Friends, its true that the operation cost for MFIs are high hence they justify the high interest rate. However, when you actually calculate the interest rate charged by the MFIs, you would find it much much higher then the mentioned 25 percent. Since the money is collected on an weekly basis the cumulative interest rate would be around 35 to 40 percent. Whereas, the interest paid by the MFIs for its capital (taken as debt from Bank) is based on annual basis. The MFI repays its lender on an annual basis, hence you can make out the difference. The money is huge...

MFIs, no doubt have saved the people from the money lenders, but they are no good and no great. I have closely worked with the typical clients of microfinance and have found that the clients remain in the debt trap as they remained with the money lenders and on the contrary the MFIs have grown up to become big companies hiring IIM graduates and all....

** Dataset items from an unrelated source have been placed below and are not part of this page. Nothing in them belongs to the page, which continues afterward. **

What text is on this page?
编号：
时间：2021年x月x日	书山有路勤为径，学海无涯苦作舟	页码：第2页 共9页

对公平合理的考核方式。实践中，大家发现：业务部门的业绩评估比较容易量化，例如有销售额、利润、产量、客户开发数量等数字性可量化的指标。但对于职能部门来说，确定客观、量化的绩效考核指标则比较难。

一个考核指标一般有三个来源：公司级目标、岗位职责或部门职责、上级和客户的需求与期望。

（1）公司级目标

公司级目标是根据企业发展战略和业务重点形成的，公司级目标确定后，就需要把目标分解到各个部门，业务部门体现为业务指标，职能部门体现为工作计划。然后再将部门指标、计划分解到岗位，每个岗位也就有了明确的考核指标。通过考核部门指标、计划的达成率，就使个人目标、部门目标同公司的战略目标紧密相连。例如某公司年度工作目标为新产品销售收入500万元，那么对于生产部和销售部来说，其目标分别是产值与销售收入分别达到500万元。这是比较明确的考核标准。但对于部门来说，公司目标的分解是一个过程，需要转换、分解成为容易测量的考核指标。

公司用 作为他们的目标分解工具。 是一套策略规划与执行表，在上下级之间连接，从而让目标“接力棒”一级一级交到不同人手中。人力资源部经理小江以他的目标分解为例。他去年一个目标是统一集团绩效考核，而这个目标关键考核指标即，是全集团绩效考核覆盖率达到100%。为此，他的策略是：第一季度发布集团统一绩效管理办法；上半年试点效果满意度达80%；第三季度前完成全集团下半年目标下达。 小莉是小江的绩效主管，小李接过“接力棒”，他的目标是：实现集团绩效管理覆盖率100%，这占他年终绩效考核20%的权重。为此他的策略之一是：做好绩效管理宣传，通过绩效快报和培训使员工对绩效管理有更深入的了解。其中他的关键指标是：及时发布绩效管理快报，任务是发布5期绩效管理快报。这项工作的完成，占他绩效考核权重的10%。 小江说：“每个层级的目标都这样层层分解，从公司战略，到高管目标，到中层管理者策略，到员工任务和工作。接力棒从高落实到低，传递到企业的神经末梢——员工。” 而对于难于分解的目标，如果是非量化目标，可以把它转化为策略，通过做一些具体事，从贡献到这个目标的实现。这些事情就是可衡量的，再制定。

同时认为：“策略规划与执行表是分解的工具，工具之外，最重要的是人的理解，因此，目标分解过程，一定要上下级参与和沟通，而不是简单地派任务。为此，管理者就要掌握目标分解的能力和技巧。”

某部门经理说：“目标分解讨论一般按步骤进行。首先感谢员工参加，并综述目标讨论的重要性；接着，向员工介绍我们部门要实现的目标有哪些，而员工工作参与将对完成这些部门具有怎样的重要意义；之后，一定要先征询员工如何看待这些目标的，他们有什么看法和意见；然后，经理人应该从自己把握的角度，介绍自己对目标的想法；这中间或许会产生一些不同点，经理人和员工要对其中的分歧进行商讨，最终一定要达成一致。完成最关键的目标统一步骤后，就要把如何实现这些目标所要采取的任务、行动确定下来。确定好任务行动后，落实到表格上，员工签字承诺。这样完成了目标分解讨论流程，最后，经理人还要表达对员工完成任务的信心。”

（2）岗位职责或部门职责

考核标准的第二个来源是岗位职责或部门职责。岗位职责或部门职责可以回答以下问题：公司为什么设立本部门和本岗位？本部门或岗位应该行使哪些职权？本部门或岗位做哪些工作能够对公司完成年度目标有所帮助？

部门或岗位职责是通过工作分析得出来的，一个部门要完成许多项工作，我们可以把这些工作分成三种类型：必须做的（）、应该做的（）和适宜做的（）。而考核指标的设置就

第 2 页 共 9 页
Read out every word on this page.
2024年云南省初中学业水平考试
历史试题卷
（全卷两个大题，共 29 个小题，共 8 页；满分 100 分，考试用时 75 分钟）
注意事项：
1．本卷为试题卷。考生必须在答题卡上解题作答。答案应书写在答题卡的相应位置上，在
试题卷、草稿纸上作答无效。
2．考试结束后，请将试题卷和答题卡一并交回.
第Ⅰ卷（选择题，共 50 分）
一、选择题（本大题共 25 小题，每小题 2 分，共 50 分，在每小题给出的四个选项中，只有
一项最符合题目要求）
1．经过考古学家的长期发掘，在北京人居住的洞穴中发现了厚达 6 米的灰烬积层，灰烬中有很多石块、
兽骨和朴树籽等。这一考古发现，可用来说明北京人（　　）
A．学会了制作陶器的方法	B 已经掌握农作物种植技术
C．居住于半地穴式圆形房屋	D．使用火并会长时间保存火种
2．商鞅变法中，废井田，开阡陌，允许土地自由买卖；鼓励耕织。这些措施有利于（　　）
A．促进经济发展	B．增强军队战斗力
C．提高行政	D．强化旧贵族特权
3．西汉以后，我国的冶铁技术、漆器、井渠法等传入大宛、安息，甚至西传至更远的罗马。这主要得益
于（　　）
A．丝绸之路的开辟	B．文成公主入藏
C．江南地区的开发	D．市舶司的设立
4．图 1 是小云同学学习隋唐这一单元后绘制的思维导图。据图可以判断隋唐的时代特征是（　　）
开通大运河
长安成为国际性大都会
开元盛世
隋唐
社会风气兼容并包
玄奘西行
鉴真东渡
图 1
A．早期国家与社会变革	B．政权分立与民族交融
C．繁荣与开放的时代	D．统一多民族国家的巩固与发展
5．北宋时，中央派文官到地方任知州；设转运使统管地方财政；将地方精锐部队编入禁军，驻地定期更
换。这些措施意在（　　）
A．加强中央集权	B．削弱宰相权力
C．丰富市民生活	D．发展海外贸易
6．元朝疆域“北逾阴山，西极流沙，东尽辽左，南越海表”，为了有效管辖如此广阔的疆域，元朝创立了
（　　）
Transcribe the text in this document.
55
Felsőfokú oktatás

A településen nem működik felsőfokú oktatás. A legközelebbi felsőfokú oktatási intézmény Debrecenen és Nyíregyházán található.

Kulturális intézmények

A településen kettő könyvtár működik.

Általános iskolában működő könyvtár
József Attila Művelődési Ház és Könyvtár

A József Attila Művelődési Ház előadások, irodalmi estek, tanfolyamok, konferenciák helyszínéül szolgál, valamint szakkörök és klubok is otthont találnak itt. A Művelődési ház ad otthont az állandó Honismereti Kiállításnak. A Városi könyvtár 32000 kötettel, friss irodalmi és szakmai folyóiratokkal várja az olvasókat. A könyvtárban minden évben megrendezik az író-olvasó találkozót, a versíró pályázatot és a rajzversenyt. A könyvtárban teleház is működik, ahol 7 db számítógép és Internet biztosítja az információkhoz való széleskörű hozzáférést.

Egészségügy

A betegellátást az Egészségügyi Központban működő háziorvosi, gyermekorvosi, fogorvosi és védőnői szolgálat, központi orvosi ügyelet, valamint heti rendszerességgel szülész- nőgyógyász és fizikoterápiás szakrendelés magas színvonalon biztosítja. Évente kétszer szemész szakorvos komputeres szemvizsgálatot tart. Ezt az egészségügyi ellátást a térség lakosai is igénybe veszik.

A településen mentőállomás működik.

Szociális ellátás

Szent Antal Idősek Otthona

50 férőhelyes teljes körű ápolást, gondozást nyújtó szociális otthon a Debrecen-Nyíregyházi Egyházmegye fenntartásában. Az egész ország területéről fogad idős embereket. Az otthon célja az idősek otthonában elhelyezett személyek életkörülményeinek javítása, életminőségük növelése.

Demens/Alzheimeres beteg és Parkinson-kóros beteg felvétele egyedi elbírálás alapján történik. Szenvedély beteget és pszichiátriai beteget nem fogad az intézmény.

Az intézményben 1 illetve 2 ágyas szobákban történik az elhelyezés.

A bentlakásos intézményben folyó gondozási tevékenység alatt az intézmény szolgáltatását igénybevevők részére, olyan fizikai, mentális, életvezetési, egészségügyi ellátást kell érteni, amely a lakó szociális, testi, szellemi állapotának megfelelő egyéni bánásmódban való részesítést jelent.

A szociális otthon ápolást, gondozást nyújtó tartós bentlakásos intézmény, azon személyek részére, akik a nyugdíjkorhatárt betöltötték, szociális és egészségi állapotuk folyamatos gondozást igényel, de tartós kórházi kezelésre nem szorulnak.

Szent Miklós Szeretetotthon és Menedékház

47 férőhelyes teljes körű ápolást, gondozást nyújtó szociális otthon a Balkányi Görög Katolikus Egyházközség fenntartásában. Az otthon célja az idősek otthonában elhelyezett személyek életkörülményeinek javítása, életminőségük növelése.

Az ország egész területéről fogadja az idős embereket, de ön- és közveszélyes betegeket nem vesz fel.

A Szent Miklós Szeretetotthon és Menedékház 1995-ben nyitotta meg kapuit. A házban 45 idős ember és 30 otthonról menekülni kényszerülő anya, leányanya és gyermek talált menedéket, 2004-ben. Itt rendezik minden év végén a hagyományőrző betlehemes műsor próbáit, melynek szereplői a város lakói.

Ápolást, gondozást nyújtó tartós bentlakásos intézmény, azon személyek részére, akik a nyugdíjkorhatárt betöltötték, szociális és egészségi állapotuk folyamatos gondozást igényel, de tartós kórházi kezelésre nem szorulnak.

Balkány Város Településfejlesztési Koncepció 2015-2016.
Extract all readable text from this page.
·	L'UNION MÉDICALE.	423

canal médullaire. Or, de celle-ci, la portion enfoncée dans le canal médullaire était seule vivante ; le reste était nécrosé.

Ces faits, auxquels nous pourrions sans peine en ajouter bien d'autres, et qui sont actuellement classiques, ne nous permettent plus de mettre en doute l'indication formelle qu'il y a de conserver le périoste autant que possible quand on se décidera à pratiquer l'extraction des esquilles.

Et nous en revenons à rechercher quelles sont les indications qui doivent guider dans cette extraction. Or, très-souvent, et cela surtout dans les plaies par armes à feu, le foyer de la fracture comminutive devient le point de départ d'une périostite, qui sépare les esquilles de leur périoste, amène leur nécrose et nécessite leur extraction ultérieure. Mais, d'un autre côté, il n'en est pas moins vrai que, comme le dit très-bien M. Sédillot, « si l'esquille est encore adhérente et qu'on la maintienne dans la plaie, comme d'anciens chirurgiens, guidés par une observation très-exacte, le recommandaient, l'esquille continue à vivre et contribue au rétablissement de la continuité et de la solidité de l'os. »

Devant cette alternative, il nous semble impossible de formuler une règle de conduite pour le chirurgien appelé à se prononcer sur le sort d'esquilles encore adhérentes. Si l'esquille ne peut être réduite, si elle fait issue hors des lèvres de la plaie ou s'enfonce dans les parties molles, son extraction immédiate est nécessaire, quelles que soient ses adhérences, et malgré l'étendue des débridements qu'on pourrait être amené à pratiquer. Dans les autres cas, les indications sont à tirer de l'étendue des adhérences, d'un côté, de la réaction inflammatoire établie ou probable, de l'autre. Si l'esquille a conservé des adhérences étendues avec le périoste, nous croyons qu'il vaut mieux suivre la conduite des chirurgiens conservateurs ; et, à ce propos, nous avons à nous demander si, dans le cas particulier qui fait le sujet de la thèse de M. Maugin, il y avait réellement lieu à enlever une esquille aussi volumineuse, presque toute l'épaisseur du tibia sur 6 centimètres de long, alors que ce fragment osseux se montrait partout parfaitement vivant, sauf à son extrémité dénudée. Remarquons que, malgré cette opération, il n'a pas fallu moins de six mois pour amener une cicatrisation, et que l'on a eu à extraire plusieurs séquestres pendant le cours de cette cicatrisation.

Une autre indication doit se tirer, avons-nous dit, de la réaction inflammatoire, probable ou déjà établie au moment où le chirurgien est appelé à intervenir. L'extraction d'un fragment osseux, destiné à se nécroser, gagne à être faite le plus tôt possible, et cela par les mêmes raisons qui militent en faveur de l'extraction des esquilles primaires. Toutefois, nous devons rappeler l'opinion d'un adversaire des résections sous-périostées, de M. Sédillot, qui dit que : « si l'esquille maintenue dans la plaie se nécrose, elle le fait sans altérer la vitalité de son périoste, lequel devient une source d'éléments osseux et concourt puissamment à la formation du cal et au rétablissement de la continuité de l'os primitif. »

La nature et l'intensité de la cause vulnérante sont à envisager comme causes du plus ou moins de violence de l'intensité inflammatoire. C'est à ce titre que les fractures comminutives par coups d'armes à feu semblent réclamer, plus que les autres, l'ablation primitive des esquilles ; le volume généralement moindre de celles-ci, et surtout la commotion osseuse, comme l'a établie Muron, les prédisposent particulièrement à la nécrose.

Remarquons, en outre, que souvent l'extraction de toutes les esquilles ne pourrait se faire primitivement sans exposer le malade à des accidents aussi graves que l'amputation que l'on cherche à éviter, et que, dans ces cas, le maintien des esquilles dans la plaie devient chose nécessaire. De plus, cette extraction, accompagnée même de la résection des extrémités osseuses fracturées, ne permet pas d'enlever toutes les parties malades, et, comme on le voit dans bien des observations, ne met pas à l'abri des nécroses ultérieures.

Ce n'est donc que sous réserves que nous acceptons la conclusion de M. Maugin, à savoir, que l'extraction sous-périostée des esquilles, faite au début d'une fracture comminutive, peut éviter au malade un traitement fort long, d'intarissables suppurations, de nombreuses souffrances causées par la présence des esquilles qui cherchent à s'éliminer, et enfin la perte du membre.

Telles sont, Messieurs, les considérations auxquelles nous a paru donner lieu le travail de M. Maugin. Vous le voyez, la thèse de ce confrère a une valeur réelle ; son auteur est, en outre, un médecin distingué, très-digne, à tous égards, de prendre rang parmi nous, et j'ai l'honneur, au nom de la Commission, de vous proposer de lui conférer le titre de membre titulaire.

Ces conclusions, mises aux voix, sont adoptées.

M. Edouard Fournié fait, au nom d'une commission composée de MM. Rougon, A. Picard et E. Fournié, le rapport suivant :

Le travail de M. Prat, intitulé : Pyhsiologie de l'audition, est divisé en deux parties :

The other thing which I noticed was that the new so called MFIs which have come into existence specially in the urban areas are not at all serving the poor. They are serving the Low income class people who have a job, small house etc, however no access to financial services from the formal financial institutions.

Anyways, I can go on and on...Mr. Sharma, the fight against the high interest rate is on but I think the greed amongst us is more powerful then the need. I have resigned...

Anonymous said...

And above all, don't you think...why the hell the Venture Capitalists want to come in Microfinance.

It paisa paisa and the return is huge for the MFIs. On the name of sustainability and service to the poor the MFIs are minting money.

Sajan said...

Dear sir,
Thanks for your research and findings and it is eyeopener like me .Even in Kerala these looting gangs are very alive and they keep involve in religious activities also so they will get the support from religious leaders.Along with MF activitie they will maintain some more activities like
1.Natural resources
4.Education for poor
4.Health programmes
So, the people as well as govt think they are uplifters of poor,these blood suckers of the poor must remove from our country.

Aditya Nararan Garnaik said...

Mr.Sharma,your concern is genuine.Please continue your research.Concept of microfinance is noble,but its commercialisation is unethical.Absence of effective regulatory framework is another factor for modern shyloks joining the race.Did our freedomfighters ever dreamt that our many of elected public representitives will be looting our own country?
Unitedly pass a bill for their higher perks and debate endlessly over BPL limit.Of course all MFIs are not shylocks,as all moneylenders in venice were not shylocks. There should be regulation to see that MFIs should be not profiting and transparent.The existing public sector Banks and Co-operatives can be utilised to promote MF at their branch level by adopting SHGs,which can be catalytic and comparatively competative with profit oriented MFIs.
Thanks for your debatable yet thought provoking topic.